17 Oct 2010
The end of last week I went down to participate in the 71st Annual Texas Society of Architects State Convention. I always enjoy myself at these conventions but this time it was a little different. I was presenting on a panel for social media so I was there to work (not really). I don’t really have a hard time talking in front of a large group – meaning I don’t really suffer from any form of stage fright. But I haven’t ever stood up in front of this large a group (around 200) and presented a structured and timed presentation. Hopefully within the next few days, I will figure out how to animate my powerpoint presentation along with me talking and I will put it up on the site. While I am working that out, I thought I would show you one of the extra-curricular activities I did while I was in San Antonio – I went and visited the historic battle site ‘The Alamo’.
The fortress known to history as “The Alamo” was originally built by the Spanish in the 18th Century. Named Mission San Antonio de Valero by Franciscan officials, the mission occupied this site from 1724 until it was closed in 1793. The mission compund encompassed modern Alamo Plaza. The church was never completed and lacked a roof at the time of the famous 1836 siege and battle. Today this building is recognized world-wide as the Shrine of Texas Liberty. The structures shown in the illustration below are (left to right) the Long Barrack, the front of the church, and the Palisade Wall.
I spent most of my time walking around the perimeter and enjoying the gardens – some of the trees on the interior are really old. This Live Oak - one of my favorite species of trees – was particularly impressive.. .

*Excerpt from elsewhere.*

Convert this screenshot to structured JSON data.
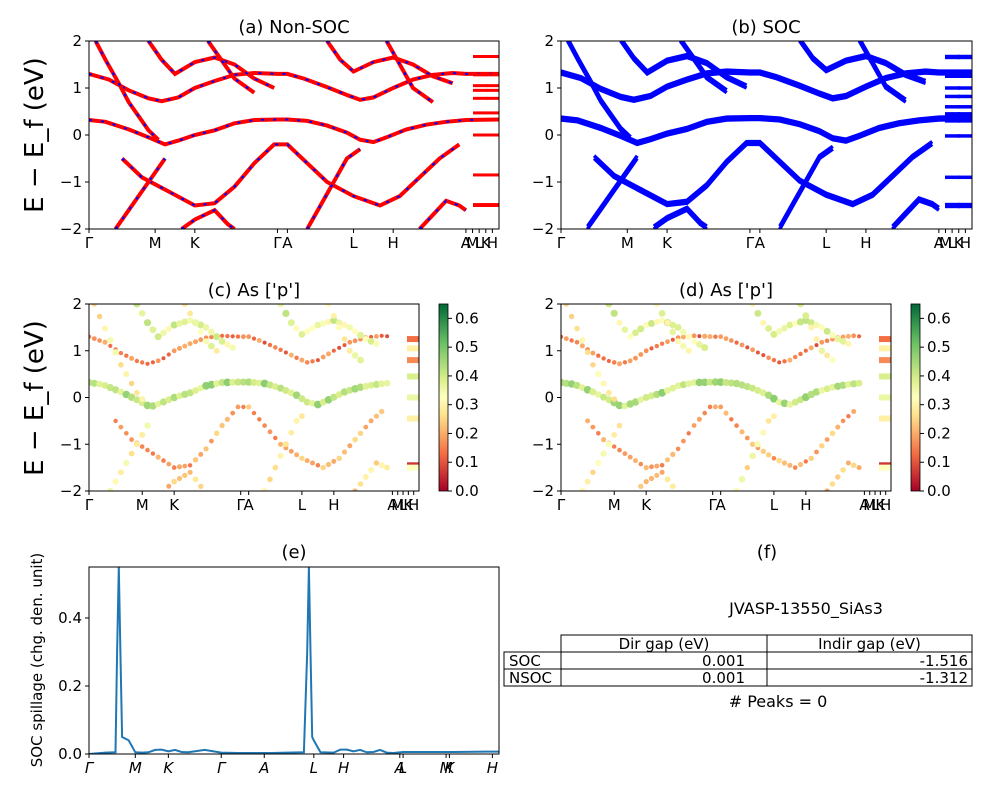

I copied a letter from one of the site graphics and I have typed it up here for you to read. Knowing how things transpired after it was writen, I find the letter inspiring:.
To the people of Texas & all Americans in the World – Fellow Citizens & Compatriots, . I am besieged by a thousand or more of the Mexicans and Santa Ana. I have sustained a continual bombardment and cannonade for 24 hours and have not lost a man. The enemy has demanded a surrender at discretion, otherwise, the garrison are to be put to the sword. If the fort is taken – I have answered the demand with a cannon shot and our flag still waves proudly from the walls. I shall never surrender or retreat then, I call on you in the name of liberty, of patriotism and everything dear to the American character to come to our aid, with all dispatch. The enemy is receiving reinforcements daily and will no doubt increase to three or four thousand in four or five days. . If this call is neglected, I am determined to sustain myself as long as possible & will die like a soldier who never forgets what is due to his own honor & that of his country – Victory or Death! . William Barret Travis Lt. Col. Comdt.
It is not the Alamo building itself that is inspiring, but rather what it represents. In 1836 between Feb 23rd and March 6th, The Battle of the Alamo was a pivotal event in the Texas Revolution. Facing certain death, a few hundred Texican defenders faced approximately 1,500 Mexican Troops and following a 13-day siege, President General Antonio López de Santa Anna launched an assault on the Alamo Mission where all but two of the Texian defenders were killed. Santa Anna’s perceived cruelty during the battle inspired many Texians to join the Texian Army and ultimately the Texians defeated the Mexican Army at the Battle of San Jacinto, on April 21, 1836, ending the revolution.
As I stood there reading about this battle where the few were slaughtered by the many, it made me think of myself standing in the conference room the next day. Was I one of the few and were we going to get slaughtered?
In hindsight, maybe visiting the Alamo wasn’t such a good idea after all.